Divya Subramanian, Nathaniel S Tjahjono, Tarik Z Shihabeddin, Satweka Nammi, Miguel Miron-Mendoza, Victor D Varner, W Matthew Petroll, David W Schmidtke
Abstract
Open AccessCorneal fibroblasts adhere to the extracellular matrix via integrin-containing focal adhesions (FAs). Although topographical cues are known to influence FA patterning in corneal fibroblasts, it is unclear how ECM composition, biophysical cues, and specific integrins modulate FA patterning in corneal fibroblasts. In this study, we cultured a human corneal fibroblast cell line (HTKs) on different ECM proteins and micropatterns of aligned collagen fibrils to determine the effects of ECM topography and composition on focal adhesion subcellular patterning. Using confocal imaging, we observed and quantified changes in FA and integrin patterning based on the underlying ECM type. More specifically, the presence of fibrillar topography as compared to monomeric collagen resulted in diminished FA number, area, and length.
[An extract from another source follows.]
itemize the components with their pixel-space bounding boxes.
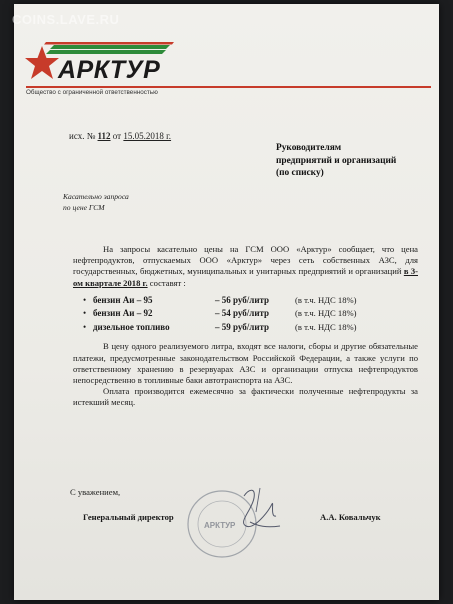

Using specific integrin blocking antibodies, we also demonstrate that HTKs use different integrin subunits to adhere to specific ECM coatings. For example, β1 integrins are important in adhesion formation when corneal fibroblasts adhere to collagen, while α5 integrin is important for the HTKs to adhere to fibronectin. Blocking of α5 integrin did not completely inhibit cell spreading and FA patterning when cells adhered to fibronectin. These results suggest that there might be other fibronectin receptors that HTKs use in the absence of α5 integrin. These results lay the foundation to understand the role of different integrin subunits in FA patterning. Through further experimentation using our developed platform, we envision that a better understanding of the integrins and their associated signaling could have implications for advanced in vitro and in vivo applications in cornea biology.